Actual class: Spam | Actual class: Non-spam | |
---|---|---|
Prediction class: Spam | 0 | 15 |
Prediction class: Non-spam | 100 | 885 |
Can you see how incredibly useless this system is at predicting spams? Yet accuracy is unchanged, it is still 0.885! Ironically, that shows why accuracy is not a valid metric to assess the accuracy of a system. Precision and recall are more fine-tuned metrics, in that they measure the performance of the system with respect to the "true class", or the "spam class" in our example. Let's look at them.
Precision and recall
We just have to refine the way we grade the exam. Let's consider only one class, the positive one, and look how well our system performs. This is the definition for recall. Recall concentrates the metric on one class only, and measures how well the system predicts it.
There is a bias when we chose which class to consider as positive. In the case of spam filtering, the system should be able to recognize spams among normal examples, so recall should be the highest for spams. The recall metric does not care how you handle non-spam, as long as you recognize correctly "spams". \[ \text{Recall} = \frac{\text{\# of correctly classified spams}}{\text{\# of spams}} \] Ok. But what if your system thinks everything is a spam?
Actual class: Spam | Actual class: Non-spam | |
---|---|---|
Prediction class: Spam | 100 | 900 |
Prediction class: Non-spam | 0 | 0 |
It gets \(\text{Recall} = 1\), the maximum score! So we also need a metric telling how precise the system is when annotating a mail as "spam". For this we restrict ourselves to the set of mails predicted as "spam" by the system. \[ \text{Precision} = \frac{\text{\# of correctly classified spams}}{\text{\# of mails classified as "spams"}} \] So the system has maximum precision when it selects spams without errors. For the previous example, the precision would be \(\frac{100}{900} = 0.1111\).

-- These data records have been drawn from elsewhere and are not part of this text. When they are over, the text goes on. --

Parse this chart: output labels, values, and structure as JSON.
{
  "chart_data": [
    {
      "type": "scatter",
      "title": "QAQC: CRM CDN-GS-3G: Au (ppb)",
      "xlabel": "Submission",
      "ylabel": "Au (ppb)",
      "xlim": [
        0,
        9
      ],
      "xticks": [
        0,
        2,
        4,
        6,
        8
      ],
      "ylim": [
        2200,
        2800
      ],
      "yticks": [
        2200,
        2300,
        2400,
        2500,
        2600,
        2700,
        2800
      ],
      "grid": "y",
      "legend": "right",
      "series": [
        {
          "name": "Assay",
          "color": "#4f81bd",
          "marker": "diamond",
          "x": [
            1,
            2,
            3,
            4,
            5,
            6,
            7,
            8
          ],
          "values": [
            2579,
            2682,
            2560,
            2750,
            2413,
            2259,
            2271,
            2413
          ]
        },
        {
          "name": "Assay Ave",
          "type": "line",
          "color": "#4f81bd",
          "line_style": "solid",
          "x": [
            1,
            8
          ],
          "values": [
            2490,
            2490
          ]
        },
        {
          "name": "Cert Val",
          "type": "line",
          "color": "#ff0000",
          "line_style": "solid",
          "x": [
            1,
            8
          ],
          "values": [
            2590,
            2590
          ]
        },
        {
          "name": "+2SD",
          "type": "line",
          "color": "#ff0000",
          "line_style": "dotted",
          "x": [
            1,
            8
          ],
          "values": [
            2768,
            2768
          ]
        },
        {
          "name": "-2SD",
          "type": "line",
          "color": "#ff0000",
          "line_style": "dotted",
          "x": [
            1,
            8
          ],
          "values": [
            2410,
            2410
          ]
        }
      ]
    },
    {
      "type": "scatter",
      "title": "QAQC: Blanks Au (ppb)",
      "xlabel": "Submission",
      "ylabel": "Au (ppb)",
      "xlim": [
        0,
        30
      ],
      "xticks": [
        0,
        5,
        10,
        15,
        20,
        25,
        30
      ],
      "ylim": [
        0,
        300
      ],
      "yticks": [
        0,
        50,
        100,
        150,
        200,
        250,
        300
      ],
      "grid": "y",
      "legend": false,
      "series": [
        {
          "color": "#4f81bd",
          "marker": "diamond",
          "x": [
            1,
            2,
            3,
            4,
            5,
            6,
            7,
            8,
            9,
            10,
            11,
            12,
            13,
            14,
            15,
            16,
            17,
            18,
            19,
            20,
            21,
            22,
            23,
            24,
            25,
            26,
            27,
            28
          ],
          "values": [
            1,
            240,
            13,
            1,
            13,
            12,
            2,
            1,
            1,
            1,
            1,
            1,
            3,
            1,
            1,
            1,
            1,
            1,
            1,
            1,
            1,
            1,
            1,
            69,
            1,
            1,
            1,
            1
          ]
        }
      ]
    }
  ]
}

We constructed two metrics recall and precision, which are more refined than accuracy, by selecting a "positive" class ("spam") as the target of our classification problem.
F1-score, because one number is better than two
The optimal system for our dataset would have maximum recall and precision scores. By taking the harmonic mean of precision and recall, F1-score is a metric of overall performance, that we can use to grade our system's answers to the exam. \[ \text{F1-score} = 2\cdot \frac{\text{precision}\cdot \text{recall}}{\text{precision}+\text{recall}} \] Harmonic mean is preferred over arithmetic mean for example because it penalizes bad score. If recall is high but precision is low, harmonic mean will be low. This is due to the geometric properties of the harmonic mean.